Man nimmt Anteil an seinen Tagträumen und Gedanken, auf die man sich manchmal gerne einlässt, hin und wieder aber auch Unverständnis hervorrufen. Obwohl er seine sympathischen Seiten sichtbar werden lässt, mangelt es an grundlegendem Vertrauen, weil man ihn nicht als gefestigten Charakter einstufen kann. Angesichts seiner Abwesenheitszustände sieht man Rückblenden, in denen Kinder vorkommen und Bilder gezeigt werden, die man nicht direkt deuten kann. Hayley Mills als eine der angeblich reichsten jungen Frauen der Welt, die ihrem Bräutigam diese Bürde zunächst verschwieg, macht einen erfrischenden Eindruck als Ellie. Eine Mischung aus Zielstrebigkeit und scheinbarer Naivität wird von ihr sicher über die Ziellinie gebracht, außerdem werden sich noch zahlreiche Szenen offenbaren, die alles zwischen gruselig und intensiv abdecken. Britt Ekland als ihre mutmaßliche Freundin Greta beschreitet dem Empfinden nach ähnliche Wege wie in "Diabolisch", der im gleichen Jahr abgedreht wurde. Da Britt Ekland manchmal eher durch ihre klassische Schönheit als durch ausgefeilte Interpretationen glänzt, ist es hier umso erstaunlicher sie in absoluter Höchstform zu sehen. Im Geschehen taucht Greta erst nach rund vierzig Minuten auf, doch der Zuschauer ahnt seit Beginn, dass sie existiert. Diese Tatsache stellt sich nach Beendigung des Films als eine der großen Raffinessen der Vorlage und der Inszenierung heraus. Der Rest der Besetzung sorgt des Weiteren für Freude pur, als unerwähnten Gast bekommt man zum Ende hin sogar noch Leo Genn sozusagen als Besetzungsüberraschung zu sehen.
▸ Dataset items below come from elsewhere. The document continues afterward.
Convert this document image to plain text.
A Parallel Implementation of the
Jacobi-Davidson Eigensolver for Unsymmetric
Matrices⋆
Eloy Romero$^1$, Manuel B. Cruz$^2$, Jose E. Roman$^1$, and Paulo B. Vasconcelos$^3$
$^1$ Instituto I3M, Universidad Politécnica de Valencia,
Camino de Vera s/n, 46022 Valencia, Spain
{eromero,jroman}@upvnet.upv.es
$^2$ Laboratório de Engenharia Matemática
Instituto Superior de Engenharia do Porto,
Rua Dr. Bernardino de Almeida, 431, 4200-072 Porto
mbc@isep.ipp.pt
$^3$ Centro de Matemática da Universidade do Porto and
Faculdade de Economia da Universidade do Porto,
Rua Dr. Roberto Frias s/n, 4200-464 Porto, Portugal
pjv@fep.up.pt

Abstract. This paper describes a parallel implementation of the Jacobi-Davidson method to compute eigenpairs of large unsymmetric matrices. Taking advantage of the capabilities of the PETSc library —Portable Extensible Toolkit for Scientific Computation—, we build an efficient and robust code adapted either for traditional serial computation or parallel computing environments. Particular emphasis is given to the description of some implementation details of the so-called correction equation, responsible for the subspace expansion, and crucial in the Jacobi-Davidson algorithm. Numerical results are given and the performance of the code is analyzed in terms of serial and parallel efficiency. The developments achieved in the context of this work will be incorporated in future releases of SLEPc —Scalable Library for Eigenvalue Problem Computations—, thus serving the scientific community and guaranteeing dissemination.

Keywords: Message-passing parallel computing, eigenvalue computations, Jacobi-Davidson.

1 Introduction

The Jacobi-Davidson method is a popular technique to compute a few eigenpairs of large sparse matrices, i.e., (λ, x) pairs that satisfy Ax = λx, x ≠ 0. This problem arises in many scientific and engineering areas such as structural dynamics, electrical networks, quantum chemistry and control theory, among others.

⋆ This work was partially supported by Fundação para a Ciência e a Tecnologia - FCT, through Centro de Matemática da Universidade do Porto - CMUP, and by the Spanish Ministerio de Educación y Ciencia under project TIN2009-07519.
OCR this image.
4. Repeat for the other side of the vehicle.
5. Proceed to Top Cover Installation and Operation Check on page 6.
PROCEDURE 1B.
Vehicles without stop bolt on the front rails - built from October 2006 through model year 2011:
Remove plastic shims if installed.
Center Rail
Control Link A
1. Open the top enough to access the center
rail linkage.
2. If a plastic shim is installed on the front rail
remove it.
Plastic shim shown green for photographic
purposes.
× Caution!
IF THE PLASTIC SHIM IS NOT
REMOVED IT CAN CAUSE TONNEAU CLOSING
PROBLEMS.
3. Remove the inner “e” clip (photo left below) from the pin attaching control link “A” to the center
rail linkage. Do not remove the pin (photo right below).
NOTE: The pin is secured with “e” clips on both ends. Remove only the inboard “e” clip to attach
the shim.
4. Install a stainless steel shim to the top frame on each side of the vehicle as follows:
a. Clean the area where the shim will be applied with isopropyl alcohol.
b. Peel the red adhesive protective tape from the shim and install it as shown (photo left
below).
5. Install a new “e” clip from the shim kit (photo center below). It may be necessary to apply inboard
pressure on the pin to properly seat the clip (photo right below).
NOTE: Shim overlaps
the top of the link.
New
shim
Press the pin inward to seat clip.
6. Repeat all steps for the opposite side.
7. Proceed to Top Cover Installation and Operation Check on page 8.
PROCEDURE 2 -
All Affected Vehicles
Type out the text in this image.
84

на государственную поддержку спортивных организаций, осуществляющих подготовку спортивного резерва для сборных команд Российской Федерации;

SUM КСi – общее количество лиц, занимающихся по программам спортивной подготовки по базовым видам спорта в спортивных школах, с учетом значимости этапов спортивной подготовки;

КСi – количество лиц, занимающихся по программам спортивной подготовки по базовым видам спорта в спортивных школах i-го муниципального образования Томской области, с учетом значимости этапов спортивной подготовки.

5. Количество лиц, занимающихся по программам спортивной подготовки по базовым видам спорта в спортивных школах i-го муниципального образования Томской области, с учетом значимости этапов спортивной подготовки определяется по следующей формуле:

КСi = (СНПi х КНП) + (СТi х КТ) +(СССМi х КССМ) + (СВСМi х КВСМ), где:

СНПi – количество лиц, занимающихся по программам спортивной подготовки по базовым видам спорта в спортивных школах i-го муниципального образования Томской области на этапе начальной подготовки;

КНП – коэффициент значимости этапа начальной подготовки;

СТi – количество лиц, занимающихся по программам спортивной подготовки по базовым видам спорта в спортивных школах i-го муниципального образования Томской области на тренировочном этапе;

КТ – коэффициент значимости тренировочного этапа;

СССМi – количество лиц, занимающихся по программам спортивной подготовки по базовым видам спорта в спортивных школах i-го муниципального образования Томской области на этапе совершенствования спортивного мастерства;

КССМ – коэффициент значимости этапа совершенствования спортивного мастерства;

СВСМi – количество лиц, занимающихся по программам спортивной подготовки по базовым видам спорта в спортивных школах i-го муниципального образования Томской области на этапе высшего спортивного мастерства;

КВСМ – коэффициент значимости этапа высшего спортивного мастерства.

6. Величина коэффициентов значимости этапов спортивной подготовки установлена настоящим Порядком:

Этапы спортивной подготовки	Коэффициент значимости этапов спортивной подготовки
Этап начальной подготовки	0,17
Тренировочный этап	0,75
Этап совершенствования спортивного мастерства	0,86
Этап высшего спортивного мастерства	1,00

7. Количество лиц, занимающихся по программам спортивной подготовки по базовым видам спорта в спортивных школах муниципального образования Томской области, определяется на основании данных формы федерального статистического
Außerdem hört man zum Beispiel für George Sanders üblicherweise die Synchronstimme von Siegfried Schürenberg, und Alice Treff zeigt sich für Stimme der Dame in Schwarz, Patience Collier, verantwortlich. Beim Zuschauen ist die Wahrscheinlichkeit recht hoch, das regelrecht Parallelfilme ablaufen. So kommt es beispielsweise zu Querverbindungen oder Referenzen aus "Tod auf dem Nil" und sogar "Vertigo", oder etwa "Bis das Blut gefriert".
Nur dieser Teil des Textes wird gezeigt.